O estudo – O relatório analisa a situação de indígenas que ocupavam áreas no Tekoha Guasu Guavirá (situado basicamente nos municípios de Guaíra e Terra Roxa) e Tekoha Guasu Ocoy-Jacutinga (de Foz do Iguaçu a Santa Helena), ambos no oeste do Paraná. O primeiro grupo envolve 14 comunidades, e o segundo, outras dez. O estudo mostra que os Avá-Guarani estão presentes no oeste do Paraná e no Paraguai desde o período colonial, de forma amplamente documentada. Apesar disso, durante a construção de Itaipu, laudos e diagnósticos precários produzidos pela Funai e outros órgãos de Estado atestaram a inexistência de indígenas nas áreas alagadas, numa ação deliberada que tornou as comunidades invisíveis. Com isso, elas ficaram excluídas dos processos de reassentamento e reparação.

“Aldeias inteiras foram alagadas, moradias foram destruídas e redes de parentesco foram afetadas. A obra afetou lugares históricos e sagrados, como o famoso Salto de Sete Quedas, localizado em Guaíra, além de cemitérios e sítios arqueológicos que servem de referência à ocupação indígena na região”, diz o texto. Segundo o documento, Itaipu, Funai e Incra utilizaram “mecanismos fraudulentos de identificação étnica” para classificar a maior parte dos indígenas afetados pelos alagamentos como posseiros pobres, estrangeiros ou paraguaios recém-chegados às áreas, impedindo, com isso, a reivindicação de qualquer direito possessório sobre as áreas e reparação pelos alagamentos.

Os danos, segundo o relatório, são sentidos até hoje. Os indígenas da etnia ocupam áreas não demarcadas. Nas quase 20 ocupações existentes no oeste do Paraná, as famílias Avá-Guarani vivem “desprovidas de praticamente tudo, convivendo com altos índices de desnutrição infantil e senil – pois se alimentam basicamente de doações de itens de cestas básicas e da criação de alguns pequenos animais –, sem energia elétrica, água potável e estradas ou vias de acesso”. Além disso, são ameaçadas de despejo pelas ações de reintegração de posse movidas contra elas.

Nesses locais, os indígenas sofrem discriminação, ameaças e violências por parte da usina e dos proprietários formais das áreas onde se encontram.
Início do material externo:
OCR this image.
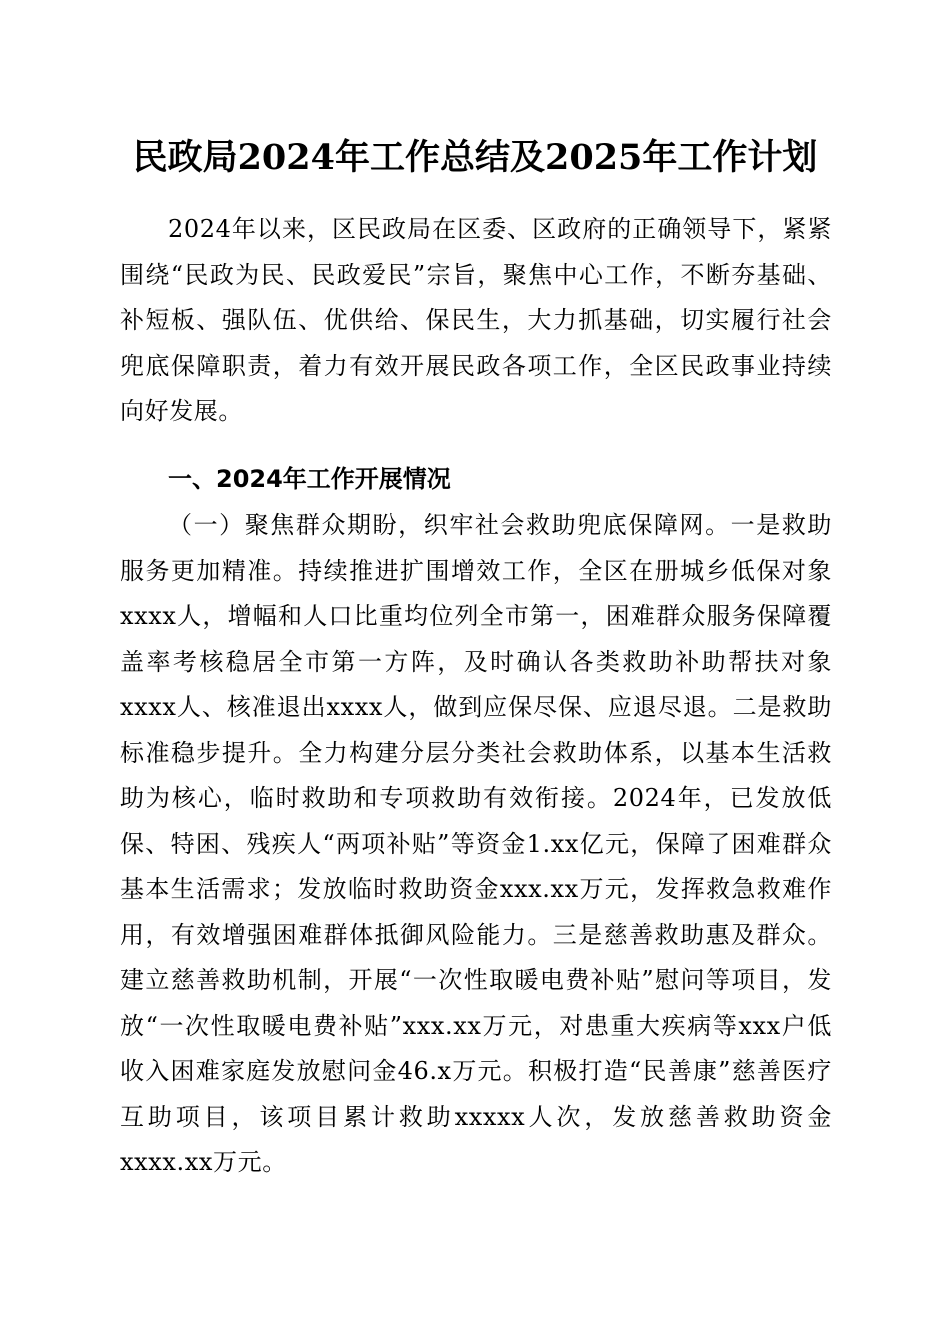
民政局2024年工作总结及2025年工作计划

2024年以来，区民政局在区委、区政府的正确领导下，紧紧围绕“民政为民、民政爱民”宗旨，聚焦中心工作，不断夯基础、补短板、强队伍、优供给、保民生，大力抓基础，切实履行社会兜底保障职责，着力有效开展民政各项工作，全区民政事业持续向好发展。

一、2024年工作开展情况

（一）聚焦群众期盼，织牢社会救助兜底保障网。一是救助服务更加精准。持续推进扩围增效工作，全区在册城乡低保对象xxxx人，增幅和人口比重均位列全市第一，困难群众服务保障覆盖率考核稳居全市第一方阵，及时确认各类救助补助帮扶对象xxxx人、核准退出xxxx人，做到应保尽保、应退尽退。二是救助标准稳步提升。全力构建分层分类社会救助体系，以基本生活救助为核心，临时救助和专项救助有效衔接。2024年，已发放低保、特困、残疾人“两项补贴”等资金1.xx亿元，保障了困难群众基本生活需求；发放临时救助资金xxx.xx万元，发挥救急救难作用，有效增强困难群体抵御风险能力。三是慈善救助惠及群众。建立慈善救助机制，开展“一次性取暖电费补贴”慰问等项目，发放“一次性取暖电费补贴”xxx.xx万元，对患重大疾病等xxx户低收入困难家庭发放慰问金46.x万元。积极打造“民善康”慈善医疗互助项目，该项目累计救助xxxxx人次，发放慈善救助资金xxxx.xx万元。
Também são altos os índices de alcoolismo e de suicídios entre os jovens Guarani. “Esses índices negativos possuem relação direta com as pressões, discriminações e violências físicas e simbólicas que experimentam esses locais e que afetam de modo mais contundente os mais vulneráveis do grupo”.

O estudo sugere algumas medidas que poderiam ser adotadas a título de reparação. Propõe, por exemplo, que os órgão estatais sejam obrigados a indenizar os indígenas por terras alagadas ou indevidamente tituladas a particulares, demarcar definitivamente a terra e reconhecer publicamente a violação de direitos da etnia durante a construção da usina. Já Itaipu deve reconhecer publicamente os danos causados e desenvolver ações de reparação, incluindo iniciativas de reconstrução e resgate da imagem dos índios perante não-indígenas no contexto regional. Devem ser construídos também processos conjuntos de ressarcimento, com a participação dos indígenas. As conclusões serão analisadas pela procuradora-geral da República, que é responsável pelo inquérito sobre o tema.